Saturday, December 15, 2007

Key panel, key frame and miscellaneous details

I've been busy this past month with various concerts, so I've collected smaller bits of work I've done over the past little while into this single post.

Back in October I glued up the key panel, out of which the keyboard will be made. This consists of several 1/2" thick basswood boards 6.5" wide (the width of one octave) and of varying lengths to suit the 8-degree taper that the keyboard must have in order to fit inside the instrument. The key panel isn't a big deal at this early stage, but here's a picture anyway:


It still needs to be cut off straight (but at an 8-degree angle) along the back.

This will sit on the key frame, which is made of soft maple:


The key panel, when cut to size, will be almost flush with the front of the key frame and somewhat short of the back edge. At the back, the rack—that strip of maple sitting behind the key frame—will be glued on edge. This will have a series of vertical slots which will accept a metal pin driven into the end of each key. When the key is depressed, the pin and slot will ensure it moves straight up and and down.

The balance rail—the chamfered rail in the middle of the key frame—will be the pivot point for the keyboard. Each key will have a mortise punched most of the way through it from above, and a pin will pass through this mortise into the balance rail. This second guide point together with the rack will keep the keys moving vertically, without skewing sideways and touching their neighbours.

Back in mid-September, I visited A&M Wood Specialty again and selected a large plank of Alaska yellow cedar to use for the exterior casework of the harpsichord. I ended up with a board about 9 feet long, 10 inches wide and 1" thick (all rough dimensions). Since the moisture level of this board was a bit high, I purchased it and arranged to have A&M keep it for me until it dried out somewhat. By late November the board was ready to go, so I had A&M resaw and surface all the resulting pieces to my required final dimensions of 7.5" wide, 3/16" thick. They did an excellent job for an eminently reasonable fee of about $25. I ended up with 4 long resawn boards plus one thicker full-length piece that came from the original board when it was ripped to width. This will be used for mouldings, of which there are a great many on an Italian instrument.

Alaska cedar is a lovely wood of pale yellow colour and very subtle straight grain: it's quartered so the grain is quite even. It has an oddly herbal smell when freshly-cut, quite unlike the usual resinous evergreen fragrance. In fact it smells as if someone has been smoking pot somewhere nearby!

The case wood is thin, so the bentside can be made by simply shoving a board against the glue-smeared knees and clamping until the glue dries.
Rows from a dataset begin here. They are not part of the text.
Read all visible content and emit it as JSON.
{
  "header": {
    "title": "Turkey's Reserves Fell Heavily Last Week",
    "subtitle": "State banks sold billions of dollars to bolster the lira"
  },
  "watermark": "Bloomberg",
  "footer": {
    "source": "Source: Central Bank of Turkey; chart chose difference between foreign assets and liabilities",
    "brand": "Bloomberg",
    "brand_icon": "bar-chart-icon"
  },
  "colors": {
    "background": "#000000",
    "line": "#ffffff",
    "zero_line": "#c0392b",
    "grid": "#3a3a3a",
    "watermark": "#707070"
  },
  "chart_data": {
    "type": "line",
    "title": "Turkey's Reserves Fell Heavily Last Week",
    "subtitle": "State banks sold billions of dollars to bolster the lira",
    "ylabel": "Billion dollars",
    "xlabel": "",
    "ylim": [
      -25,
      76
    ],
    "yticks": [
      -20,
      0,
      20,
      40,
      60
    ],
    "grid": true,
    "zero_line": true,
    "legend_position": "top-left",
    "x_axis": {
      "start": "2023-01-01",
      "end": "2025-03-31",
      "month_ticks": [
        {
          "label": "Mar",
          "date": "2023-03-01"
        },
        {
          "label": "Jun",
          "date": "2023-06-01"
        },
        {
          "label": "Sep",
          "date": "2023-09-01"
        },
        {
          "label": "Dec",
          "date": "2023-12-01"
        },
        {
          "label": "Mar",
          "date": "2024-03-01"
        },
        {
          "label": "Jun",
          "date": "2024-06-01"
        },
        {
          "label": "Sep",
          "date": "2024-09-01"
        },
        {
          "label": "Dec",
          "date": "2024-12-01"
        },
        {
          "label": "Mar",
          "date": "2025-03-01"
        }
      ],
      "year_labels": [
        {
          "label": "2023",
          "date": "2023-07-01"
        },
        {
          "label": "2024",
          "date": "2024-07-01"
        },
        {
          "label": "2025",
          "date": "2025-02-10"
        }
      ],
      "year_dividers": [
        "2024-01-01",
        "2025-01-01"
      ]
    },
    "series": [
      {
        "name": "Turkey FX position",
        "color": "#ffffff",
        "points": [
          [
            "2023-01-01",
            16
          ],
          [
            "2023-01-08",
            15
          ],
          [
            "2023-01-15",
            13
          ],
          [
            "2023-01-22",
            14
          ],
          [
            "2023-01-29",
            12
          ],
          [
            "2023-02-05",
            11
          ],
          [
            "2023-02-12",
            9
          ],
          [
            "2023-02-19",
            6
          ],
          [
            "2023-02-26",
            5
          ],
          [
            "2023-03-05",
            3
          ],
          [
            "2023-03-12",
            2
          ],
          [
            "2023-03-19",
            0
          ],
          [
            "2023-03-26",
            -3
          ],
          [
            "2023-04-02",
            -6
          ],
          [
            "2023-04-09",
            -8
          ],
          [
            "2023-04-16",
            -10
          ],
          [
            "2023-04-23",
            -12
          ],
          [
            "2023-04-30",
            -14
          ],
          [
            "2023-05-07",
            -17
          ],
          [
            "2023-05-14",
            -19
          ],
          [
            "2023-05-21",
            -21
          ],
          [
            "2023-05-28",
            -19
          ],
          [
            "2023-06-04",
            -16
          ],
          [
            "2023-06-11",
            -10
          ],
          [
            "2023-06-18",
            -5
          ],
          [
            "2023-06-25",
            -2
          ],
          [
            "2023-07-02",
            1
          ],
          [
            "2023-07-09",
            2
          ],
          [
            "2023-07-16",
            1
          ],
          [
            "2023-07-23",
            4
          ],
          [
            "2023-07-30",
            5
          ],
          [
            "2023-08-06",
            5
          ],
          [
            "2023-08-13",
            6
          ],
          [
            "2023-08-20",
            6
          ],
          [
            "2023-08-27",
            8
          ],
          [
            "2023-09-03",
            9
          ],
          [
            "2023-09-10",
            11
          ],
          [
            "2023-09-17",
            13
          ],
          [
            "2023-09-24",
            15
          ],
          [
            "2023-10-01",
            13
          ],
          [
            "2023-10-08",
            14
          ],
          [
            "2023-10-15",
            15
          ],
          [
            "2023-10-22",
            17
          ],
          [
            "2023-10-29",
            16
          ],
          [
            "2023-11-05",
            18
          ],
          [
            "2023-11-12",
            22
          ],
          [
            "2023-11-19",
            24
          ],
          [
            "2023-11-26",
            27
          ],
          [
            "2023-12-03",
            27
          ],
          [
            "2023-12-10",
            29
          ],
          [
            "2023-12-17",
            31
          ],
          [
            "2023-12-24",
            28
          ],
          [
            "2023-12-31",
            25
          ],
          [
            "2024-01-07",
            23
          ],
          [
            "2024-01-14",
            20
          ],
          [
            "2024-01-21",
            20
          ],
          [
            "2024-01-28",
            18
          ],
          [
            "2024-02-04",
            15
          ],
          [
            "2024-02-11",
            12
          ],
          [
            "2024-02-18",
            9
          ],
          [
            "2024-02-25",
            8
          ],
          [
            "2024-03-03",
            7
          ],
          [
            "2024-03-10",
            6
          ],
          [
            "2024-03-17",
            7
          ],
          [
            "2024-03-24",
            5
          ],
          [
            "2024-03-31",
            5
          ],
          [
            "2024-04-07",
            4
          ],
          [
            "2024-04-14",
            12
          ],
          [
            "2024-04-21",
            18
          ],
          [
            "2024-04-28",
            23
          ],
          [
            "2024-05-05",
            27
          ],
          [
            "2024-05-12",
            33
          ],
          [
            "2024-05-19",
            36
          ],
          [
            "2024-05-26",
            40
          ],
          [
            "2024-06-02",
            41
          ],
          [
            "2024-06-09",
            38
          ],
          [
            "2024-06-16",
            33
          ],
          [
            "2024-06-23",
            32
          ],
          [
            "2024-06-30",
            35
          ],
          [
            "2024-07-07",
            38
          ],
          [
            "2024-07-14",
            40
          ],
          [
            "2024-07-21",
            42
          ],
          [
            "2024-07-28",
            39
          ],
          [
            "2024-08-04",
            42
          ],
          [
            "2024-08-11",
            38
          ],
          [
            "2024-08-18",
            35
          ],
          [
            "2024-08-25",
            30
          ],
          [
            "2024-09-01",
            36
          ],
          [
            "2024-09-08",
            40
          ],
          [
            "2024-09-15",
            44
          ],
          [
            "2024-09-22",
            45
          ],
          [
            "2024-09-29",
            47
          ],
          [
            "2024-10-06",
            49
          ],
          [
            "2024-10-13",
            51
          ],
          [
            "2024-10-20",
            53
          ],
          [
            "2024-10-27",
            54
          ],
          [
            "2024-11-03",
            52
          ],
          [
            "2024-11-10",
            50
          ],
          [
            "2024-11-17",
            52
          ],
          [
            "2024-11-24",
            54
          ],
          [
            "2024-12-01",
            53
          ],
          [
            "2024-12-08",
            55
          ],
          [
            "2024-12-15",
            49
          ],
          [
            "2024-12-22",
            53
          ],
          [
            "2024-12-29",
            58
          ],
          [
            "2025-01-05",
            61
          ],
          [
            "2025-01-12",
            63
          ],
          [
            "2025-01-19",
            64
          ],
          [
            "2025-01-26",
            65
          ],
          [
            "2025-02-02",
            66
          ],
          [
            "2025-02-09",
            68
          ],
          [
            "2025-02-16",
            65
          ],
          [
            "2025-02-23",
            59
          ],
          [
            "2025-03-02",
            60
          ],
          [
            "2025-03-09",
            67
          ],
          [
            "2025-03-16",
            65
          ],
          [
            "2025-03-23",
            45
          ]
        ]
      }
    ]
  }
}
Other sides are treated similarly, except that they need no bending. The numerous mouldings that go along the top and bottom edges of these boards will also strengthen them and keep them from being too floppy. A nice example—one of many in the Italian harpsichord tradition—of form and function being combined.

During the course of October and November, various items needed for the harpsichord arrived from various destinations: cloth padding of various types, boxwood plates which will make up the natural key covers, strips of ebony from which the sharps will come, maple arcades to decorate the front edge of each key, tuning pins, bridge pins, hitch pins, and so forth. I was lucky to have purchased all this stuff at a time when the Canadian dollar was skyrocketing to all-time highs against the US dollar. It also gained against the Euro, which helped offset the cost of buying things from Europe.

My sources are:

The Instrument Workshop: cloths, key covers and sharps, some specialty tools, plectra and strings.
Hubbard Harpsichords: maple arcades and specialty drill bits.
MicroMark: several small tools.
Marc Vogel oHG: brass and iron pins of all sorts, soundboard rose, soundboard wood.